Radiohead came onto the South Park stage at eight-thirty. It was not the most flawless show of the past few weeks, but it may have been the most intense. Yorke's voice glowed with emotion. If Terence Gilmore-James had been there, he would have been happy; you could hear how Radiohead's storm of sound was centered on a singing line. During "How to Disappear Completely," a drenching rain began to fall. The crowd, religiously attentive, stayed in place. Yorke appeared alone for the last number, and hit a few plangent chords. His instrument went dead. "Es ist kaputt, ja?" he said. "I have another idea." The others came back onstage, and together they launched into the familiar strains of "Creep," which had gone unplayed since 1998. G major wheeled majestically into B. Jonny made his Beavis-and-Butt-head noise. Yorke sang, "What the hell am I doing here?"
Afterward, in the dressing room, Yorke looked happy. "Don't know if you could tell," he said to Colin's wife, Molly, "but I was in tears for the last part of it." Then the perfectionist in him reawakened. "Horrible diesel smell coming from somewhere," he said.
The next day, Colin invited some friends over for brunch.
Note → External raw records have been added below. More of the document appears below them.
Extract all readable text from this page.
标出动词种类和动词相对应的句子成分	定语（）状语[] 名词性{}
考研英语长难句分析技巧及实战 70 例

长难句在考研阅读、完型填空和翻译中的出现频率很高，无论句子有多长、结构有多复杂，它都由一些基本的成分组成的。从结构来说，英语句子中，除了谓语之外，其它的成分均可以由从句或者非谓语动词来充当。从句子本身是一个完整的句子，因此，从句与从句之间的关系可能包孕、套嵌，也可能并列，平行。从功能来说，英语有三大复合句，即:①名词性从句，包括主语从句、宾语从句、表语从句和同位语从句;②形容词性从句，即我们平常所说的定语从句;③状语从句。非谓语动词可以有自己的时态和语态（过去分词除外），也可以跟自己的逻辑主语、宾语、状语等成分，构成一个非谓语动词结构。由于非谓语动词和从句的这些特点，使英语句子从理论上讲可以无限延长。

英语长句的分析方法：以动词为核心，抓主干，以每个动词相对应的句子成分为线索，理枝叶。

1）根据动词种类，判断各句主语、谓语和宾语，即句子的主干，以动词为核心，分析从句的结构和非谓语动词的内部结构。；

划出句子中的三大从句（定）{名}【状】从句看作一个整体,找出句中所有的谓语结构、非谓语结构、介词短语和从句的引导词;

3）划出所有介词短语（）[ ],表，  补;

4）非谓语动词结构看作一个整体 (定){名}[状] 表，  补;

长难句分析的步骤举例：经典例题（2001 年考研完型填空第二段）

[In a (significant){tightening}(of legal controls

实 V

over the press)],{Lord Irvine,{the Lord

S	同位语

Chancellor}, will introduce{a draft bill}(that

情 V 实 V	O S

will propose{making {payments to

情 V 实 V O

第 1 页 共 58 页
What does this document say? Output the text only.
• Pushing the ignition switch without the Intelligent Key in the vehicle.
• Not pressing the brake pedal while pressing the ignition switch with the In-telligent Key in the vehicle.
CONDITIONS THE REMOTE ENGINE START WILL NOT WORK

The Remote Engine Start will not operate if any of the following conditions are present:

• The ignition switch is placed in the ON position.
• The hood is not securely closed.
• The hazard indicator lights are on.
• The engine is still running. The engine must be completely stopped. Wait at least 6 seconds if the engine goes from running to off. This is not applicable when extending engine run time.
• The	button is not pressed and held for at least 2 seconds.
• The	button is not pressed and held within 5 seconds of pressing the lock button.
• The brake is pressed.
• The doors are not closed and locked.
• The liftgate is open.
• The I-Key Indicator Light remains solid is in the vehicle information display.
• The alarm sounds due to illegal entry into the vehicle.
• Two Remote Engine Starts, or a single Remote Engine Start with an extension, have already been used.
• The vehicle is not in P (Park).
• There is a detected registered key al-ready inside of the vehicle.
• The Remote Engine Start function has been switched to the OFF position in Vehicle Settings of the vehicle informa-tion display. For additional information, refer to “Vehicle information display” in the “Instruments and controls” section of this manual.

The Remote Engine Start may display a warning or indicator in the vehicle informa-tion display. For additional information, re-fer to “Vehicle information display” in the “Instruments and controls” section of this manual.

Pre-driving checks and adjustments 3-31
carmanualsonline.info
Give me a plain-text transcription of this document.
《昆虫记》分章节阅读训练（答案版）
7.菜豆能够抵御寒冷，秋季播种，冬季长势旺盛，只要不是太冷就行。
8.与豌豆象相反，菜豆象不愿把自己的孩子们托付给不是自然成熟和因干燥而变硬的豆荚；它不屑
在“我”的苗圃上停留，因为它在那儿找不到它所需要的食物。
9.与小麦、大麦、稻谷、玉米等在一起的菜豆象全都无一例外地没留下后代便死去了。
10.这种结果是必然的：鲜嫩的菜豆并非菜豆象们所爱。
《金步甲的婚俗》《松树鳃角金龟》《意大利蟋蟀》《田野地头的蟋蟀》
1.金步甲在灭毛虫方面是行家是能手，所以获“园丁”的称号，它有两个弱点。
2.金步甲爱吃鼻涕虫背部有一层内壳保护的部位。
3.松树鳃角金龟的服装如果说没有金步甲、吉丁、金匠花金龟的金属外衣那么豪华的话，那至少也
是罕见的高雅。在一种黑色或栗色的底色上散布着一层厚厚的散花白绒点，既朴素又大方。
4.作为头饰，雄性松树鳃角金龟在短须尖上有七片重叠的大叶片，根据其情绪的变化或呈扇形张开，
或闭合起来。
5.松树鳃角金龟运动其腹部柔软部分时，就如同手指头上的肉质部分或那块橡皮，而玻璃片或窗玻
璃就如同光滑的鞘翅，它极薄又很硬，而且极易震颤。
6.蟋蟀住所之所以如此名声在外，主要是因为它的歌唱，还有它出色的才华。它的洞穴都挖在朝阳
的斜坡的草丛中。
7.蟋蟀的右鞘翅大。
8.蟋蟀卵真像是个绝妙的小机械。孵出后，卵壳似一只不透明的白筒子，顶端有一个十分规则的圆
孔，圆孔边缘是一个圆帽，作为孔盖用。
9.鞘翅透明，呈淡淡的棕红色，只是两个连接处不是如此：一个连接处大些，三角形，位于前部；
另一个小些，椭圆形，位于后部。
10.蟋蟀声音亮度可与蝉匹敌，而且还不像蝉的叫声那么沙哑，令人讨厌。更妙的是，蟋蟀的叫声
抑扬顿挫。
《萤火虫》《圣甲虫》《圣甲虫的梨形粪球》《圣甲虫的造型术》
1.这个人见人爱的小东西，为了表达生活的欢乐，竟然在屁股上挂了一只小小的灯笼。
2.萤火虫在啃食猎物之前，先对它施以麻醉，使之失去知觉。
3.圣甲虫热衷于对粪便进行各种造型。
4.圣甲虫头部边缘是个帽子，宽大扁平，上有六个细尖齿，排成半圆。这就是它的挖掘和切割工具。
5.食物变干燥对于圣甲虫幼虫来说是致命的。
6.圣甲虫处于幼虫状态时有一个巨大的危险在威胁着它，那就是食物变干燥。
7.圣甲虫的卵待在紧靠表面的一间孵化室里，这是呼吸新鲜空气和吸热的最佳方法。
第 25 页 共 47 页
He and Molly live in a semidetached house on an Oxford side street. This was the beginning of a three-week holiday for the band, and Colin faced the prospect of having nothing to do. "We might go to a movie," he said, as if he were going to the moon. He picked through some LPs and CDs, putting on Brad Mehldau. When someone asked him if he had got a sense of the crowd at South Park—it may have been the largest public gathering in the thousand-year history of Oxford—he rubbed his eyes and smiled. " 'Fraid not," he replied. "I was too busy looking at Phil's calves. That's where the beats are."